个体的心理层面是个统一的整体,在某种意义上,个体人格的表现不仅在横向上密切关联,在纵向上也保持连续。人格在时间上不会出现突然的跳跃,一个人现在和将来的行为总是与过去的性格保持一致。这并不是说一个人生命中的事件全都由过去和遗传所决定,而是意味着未来和过去具有一脉相承的特性。我们不可能一夜之间跳出原来的自我,变成截然不同的另一个人——尽管我们永远不知道自我究竟是什么样子,也就是说,在能力或天赋表现出来之前,我们永远不了解自己全部的潜能。
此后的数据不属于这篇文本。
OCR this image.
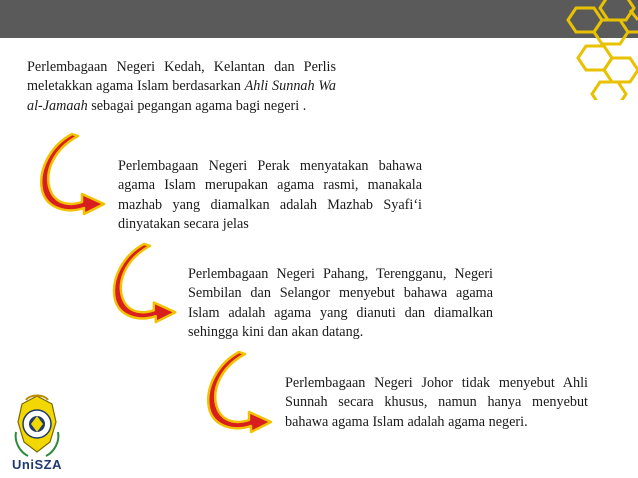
Perlembagaan Negeri Kedah, Kelantan dan Perlis meletakkan agama Islam berdasarkan Ahli Sunnah Wa al-Jamaah sebagai pegangan agama bagi negeri .
Perlembagaan Negeri Perak menyatakan bahawa agama Islam merupakan agama rasmi, manakala mazhab yang diamalkan adalah Mazhab Syafi‘i dinyatakan secara jelas
Perlembagaan Negeri Pahang, Terengganu, Negeri Sembilan dan Selangor menyebut bahawa agama Islam adalah agama yang dianuti dan diamalkan sehingga kini dan akan datang.
Perlembagaan Negeri Johor tidak menyebut Ahli Sunnah secara khusus, namun hanya menyebut bahawa agama Islam adalah agama negeri.
UniSZA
由于人格发展具有连续性(这不是机械决定论),教育和发展的可能性才得以存在。同时,我们也有可能检测出儿童在某一时刻的性格发展状况。一个人进入新的情境时,他隐藏的性格特征就会显现出来,如果我们能直接对个体进行实验,就可以通过让他们经历新的、意想不到的情况来了解其人格发展状况。在这种情况下,他们的行为一定会符合过去的性格,这样一来,在普通情况下不会显现的性格就会暴露出来。
对于孩子来说,通常是在开始上学、家庭环境突变等时期,最容易表现出性格特征。孩子性格中的局限性会在这样的转变期表现出来,就像放在显影液中冲洗的照片一样逐渐变得清晰可见。
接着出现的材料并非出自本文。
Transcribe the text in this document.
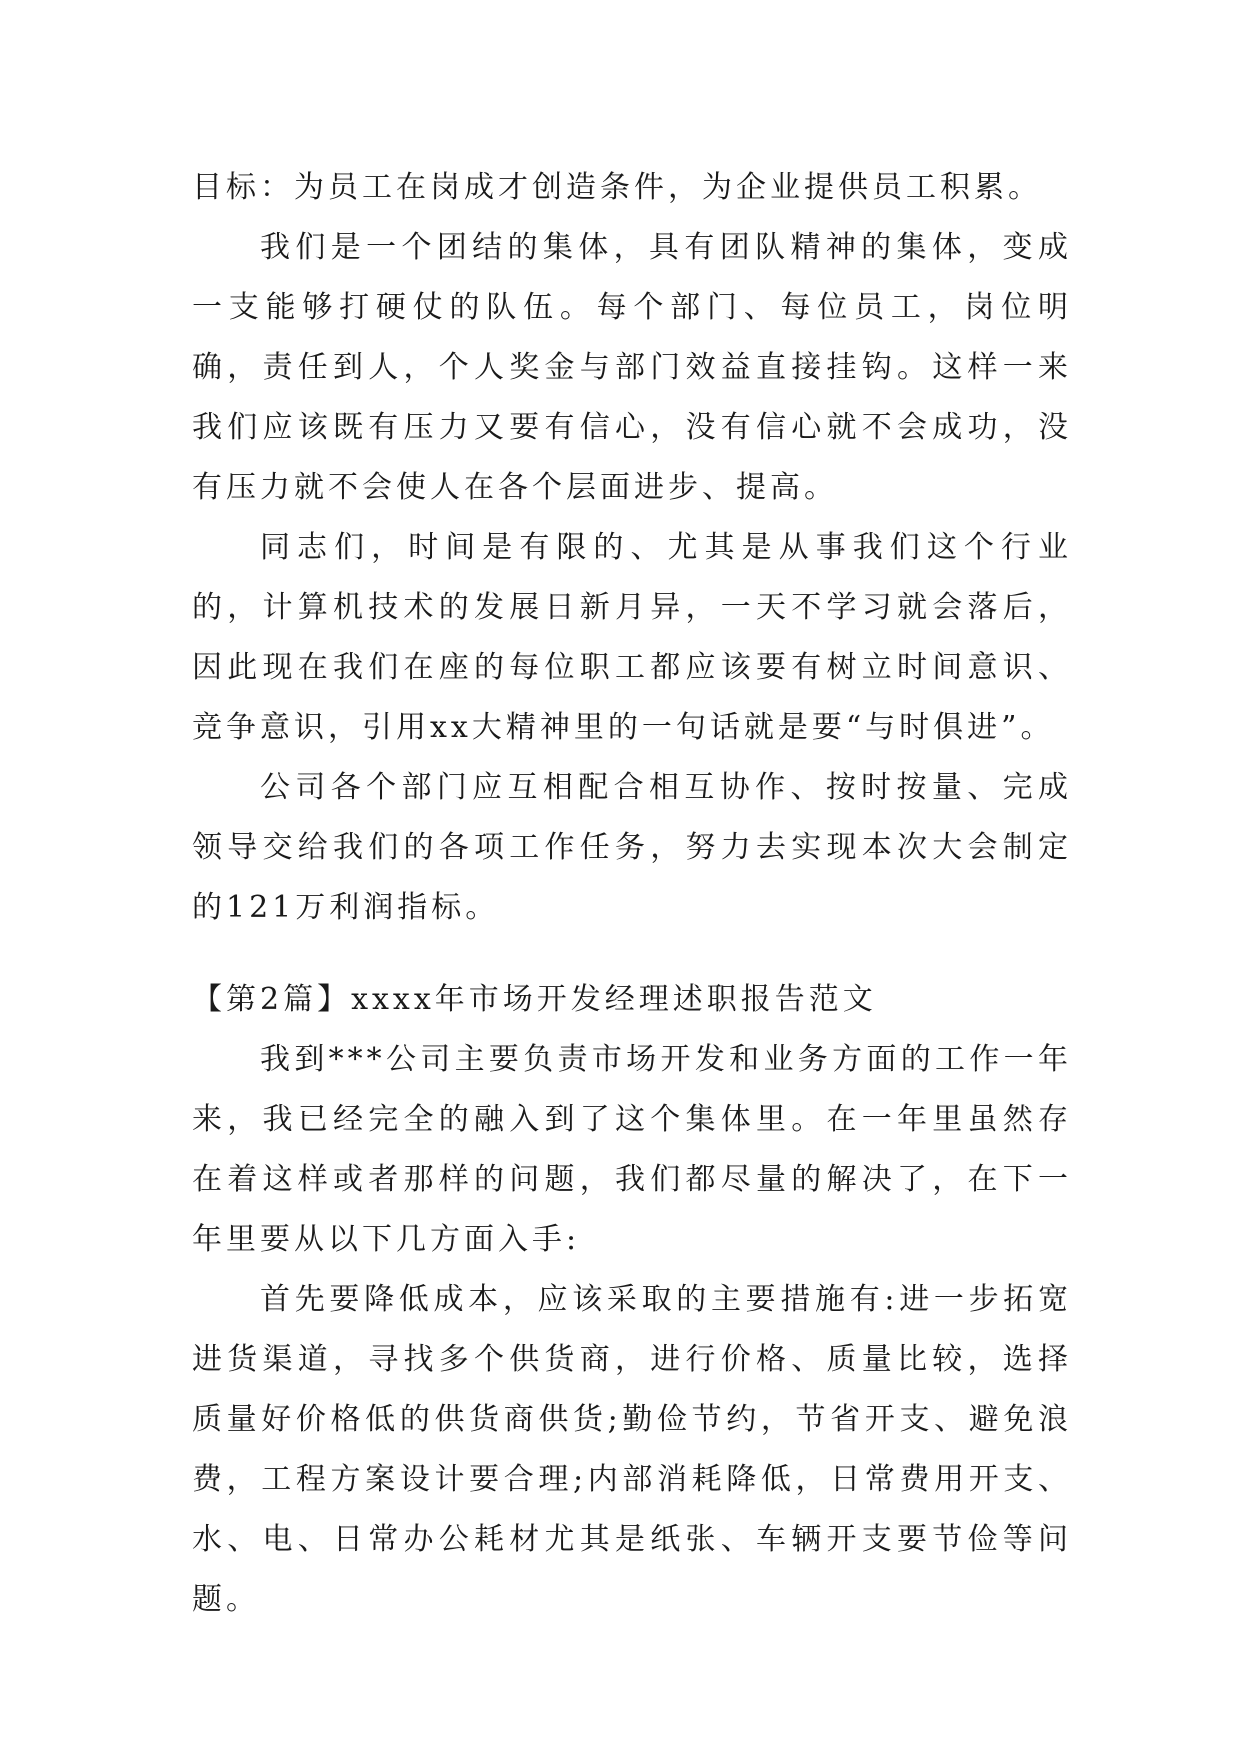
目标：为员工在岗成才创造条件，为企业提供员工积累。

我们是一个团结的集体，具有团队精神的集体，变成一支能够打硬仗的队伍。每个部门、每位员工，岗位明确，责任到人，个人奖金与部门效益直接挂钩。这样一来我们应该既有压力又要有信心，没有信心就不会成功，没有压力就不会使人在各个层面进步、提高。

同志们，时间是有限的、尤其是从事我们这个行业的，计算机技术的发展日新月异，一天不学习就会落后，因此现在我们在座的每位职工都应该要有树立时间意识、竞争意识，引用xx大精神里的一句话就是要“与时俱进”。

公司各个部门应互相配合相互协作、按时按量、完成领导交给我们的各项工作任务，努力去实现本次大会制定的121万利润指标。

【第2篇】xxxx年市场开发经理述职报告范文

我到***公司主要负责市场开发和业务方面的工作一年来，我已经完全的融入到了这个集体里。在一年里虽然存在着这样或者那样的问题，我们都尽量的解决了，在下一年里要从以下几方面入手:

首先要降低成本，应该采取的主要措施有:进一步拓宽进货渠道，寻找多个供货商，进行价格、质量比较，选择质量好价格低的供货商供货;勤俭节约，节省开支、避免浪费，工程方案设计要合理;内部消耗降低，日常费用开支、水、电、日常办公耗材尤其是纸张、车辆开支要节俭等问题。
我们曾观察过一个被收养的孩子。他脾气暴躁,不服管教,行为捉摸不定。我们和他谈话时,这个孩子没有好好回答问题,而是谈到了一些与问题无关的事情。了解了这个孩子的全面状况之后,我们得出的结论是,这个孩子虽然已经在养父母家里待了几个月,却仍对他们怀有敌意。也就是说,他不喜欢这个家。
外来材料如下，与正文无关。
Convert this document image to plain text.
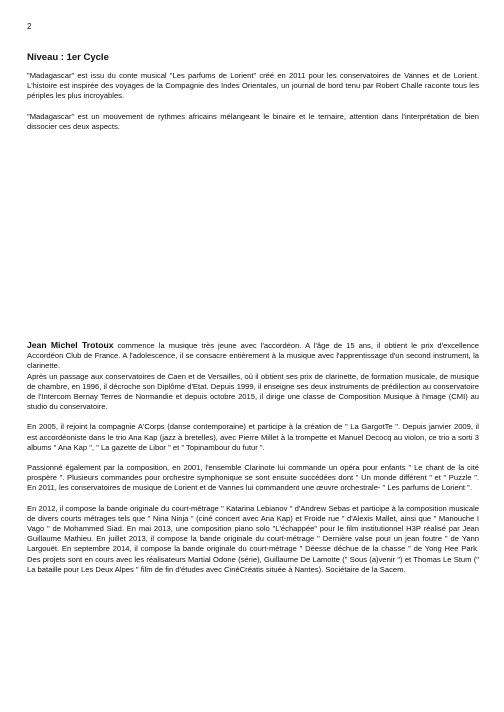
2
Niveau : 1er Cycle

"Madagascar" est issu du conte musical "Les parfums de Lorient" créé en 2011 pour les conservatoires de Vannes et de Lorient. L'histoire est inspirée des voyages de la Compagnie des Indes Orientales, un journal de bord tenu par Robert Challe raconte tous les périples les plus incroyables.

"Madagascar" est un mouvement de rythmes africains mélangeant le binaire et le ternaire, attention dans l'interprétation de bien dissocier ces deux aspects.

Jean Michel Trotoux commence la musique très jeune avec l'accordéon. A l'âge de 15 ans, il obtient le prix d'excellence Accordéon Club de France. A l'adolescence, il se consacre entièrement à la musique avec l'apprentissage d'un second instrument, la clarinette.
Après un passage aux conservatoires de Caen et de Versailles, où il obtient ses prix de clarinette, de formation musicale, de musique de chambre, en 1996, il décroche son Diplôme d'Etat. Depuis 1999, il enseigne ses deux instruments de prédilection au conservatoire de l'Intercom Bernay Terres de Normandie et depuis octobre 2015, il dirige une classe de Composition Musique à l'image (CMI) au studio du conservatoire.

En 2005, il rejoint la compagnie A'Corps (danse contemporaine) et participe à la création de " La GargotTe ". Depuis janvier 2009, il est accordéoniste dans le trio Ana Kap (jazz à bretelles), avec Pierre Millet à la trompette et Manuel Decocq au violon, ce trio a sorti 3 albums " Ana Kap ", " La gazette de Libor " et " Topinambour du futur ".

Passionné également par la composition, en 2001, l'ensemble Clarinote lui commande un opéra pour enfants " Le chant de la cité prospère ". Plusieurs commandes pour orchestre symphonique se sont ensuite succédées dont " Un monde différent " et " Puzzle ". En 2011, les conservatoires de musique de Lorient et de Vannes lui commandent une œuvre orchestrale- " Les parfums de Lorient ".

En 2012, il compose la bande originale du court-métrage " Katarina Lebianov " d'Andrew Sebas et participe à la composition musicale de divers courts métrages tels que " Nina Ninja " (ciné concert avec Ana Kap) et Froide rue " d'Alexis Mallet, ainsi que " Manouche I Vago " de Mohammed Siad. En mai 2013, une composition piano solo "L'échappée" pour le film institutionnel H3P réalisé par Jean Guillaume Mathieu. En juillet 2013, il compose la bande originale du court-métrage " Dernière valse pour un jean foutre " de Yann Largouët. En septembre 2014, il compose la bande originale du court-métrage " Déesse déchue de la chasse " de Yong Hee Park. Des projets sont en cours avec les réalisateurs Martial Odone (série), Guillaume De Lamotte (" Sous (a)venir ") et Thomas Le Stum (" La bataille pour Les Deux Alpes " film de fin d'études avec CinéCréatis située à Nantes). Sociétaire de la Sacem.
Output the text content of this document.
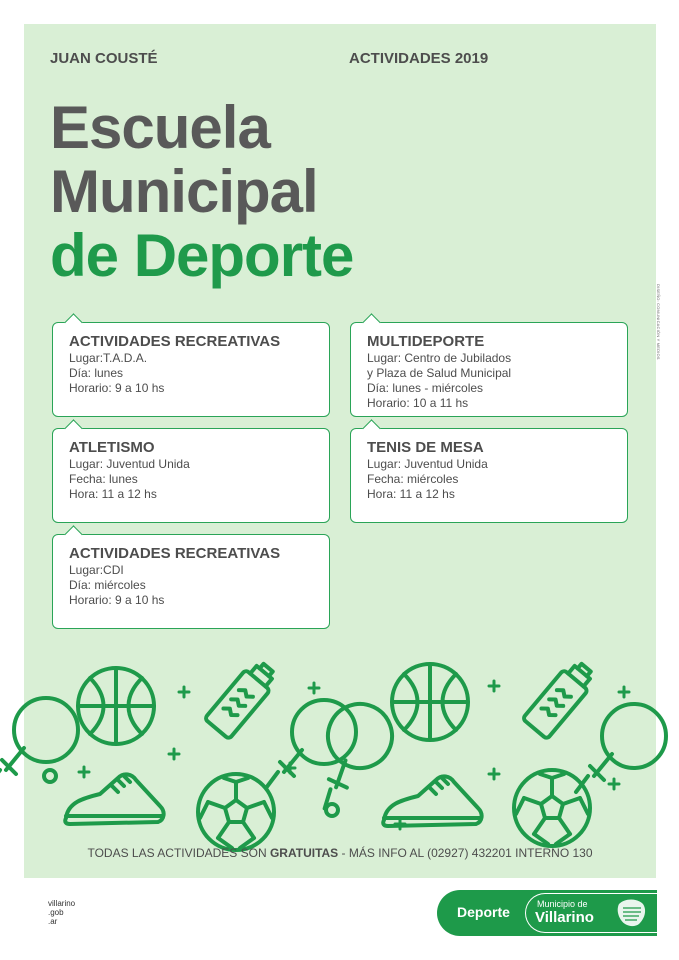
JUAN COUSTÉ	ACTIVIDADES 2019
Escuela
Municipal
de Deporte
DISEÑO: COMUNICACIÓN Y MEDIOS
ACTIVIDADES RECREATIVAS
Lugar:T.A.D.A.
Día: lunes
Horario: 9 a 10 hs
MULTIDEPORTE
Lugar: Centro de Jubilados
y Plaza de Salud Municipal
Día: lunes - miércoles
Horario: 10 a 11 hs
ATLETISMO
Lugar: Juventud Unida
Fecha: lunes
Hora: 11 a 12 hs
TENIS DE MESA
Lugar: Juventud Unida
Fecha: miércoles
Hora: 11 a 12 hs
ACTIVIDADES RECREATIVAS
Lugar:CDI
Día: miércoles
Horario: 9 a 10 hs
TODAS LAS ACTIVIDADES SON GRATUITAS - MÁS INFO AL (02927) 432201 INTERNO 130
villarino
.gob
.ar
Deporte	Municipio de
Villarino
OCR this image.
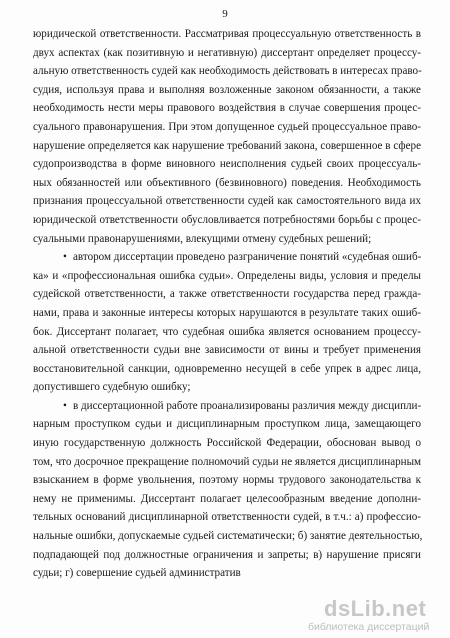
9
юридической ответственности. Рассматривая процессуальную ответственность в
двух аспектах (как позитивную и негативную) диссертант определяет процессу-
альную ответственность судей как необходимость действовать в интересах право-
судия, используя права и выполняя возложенные законом обязанности, а также
необходимость нести меры правового воздействия в случае совершения процес-
суального правонарушения. При этом допущенное судьей процессуальное право-
нарушение определяется как нарушение требований закона, совершенное в сфере
судопроизводства в форме виновного неисполнения судьей своих процессуаль-
ных обязанностей или объективного (безвиновного) поведения. Необходимость
признания процессуальной ответственности судей как самостоятельного вида их
юридической ответственности обусловливается потребностями борьбы с процес-
суальными правонарушениями, влекущими отмену судебных решений;
• автором диссертации проведено разграничение понятий «судебная ошиб-
ка» и «профессиональная ошибка судьи». Определены виды, условия и пределы
судейской ответственности, а также ответственности государства перед гражда-
нами, права и законные интересы которых нарушаются в результате таких ошиб-
бок. Диссертант полагает, что судебная ошибка является основанием процессу-
альной ответственности судьи вне зависимости от вины и требует применения
восстановительной санкции, одновременно несущей в себе упрек в адрес лица,
допустившего судебную ошибку;
• в диссертационной работе проанализированы различия между дисципли-
нарным проступком судьи и дисциплинарным проступком лица, замещающего
иную государственную должность Российской Федерации, обоснован вывод о
том, что досрочное прекращение полномочий судьи не является дисциплинарным
взысканием в форме увольнения, поэтому нормы трудового законодательства к
нему не применимы. Диссертант полагает целесообразным введение дополни-
тельных оснований дисциплинарной ответственности судей, в т.ч.: а) профессио-
нальные ошибки, допускаемые судьей систематически; б) занятие деятельностью,
подпадающей под должностные ограничения и запреты; в) нарушение присяги
судьи; г) совершение судьей административ
dsLib.net
библиотека диссертаций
这是我们得出的唯一结论。养父母先是摇头,说自己对这孩子很好,比他以前受到的待遇好得多了。但善待并不是决定性的因素。我们经常听到父母说:“我们什么办法都用尽了,软硬兼施全都没用。”光靠善待来教育孩子是不够的。虽然有些孩子会对善待做出积极的反应,但我们也不能就此认为他们被改变了。孩子可能会认为这种善待只是暂时的,自己的处境并未发生根本变化,一旦善待消失,自己又会回到过往的糟糕环境之中。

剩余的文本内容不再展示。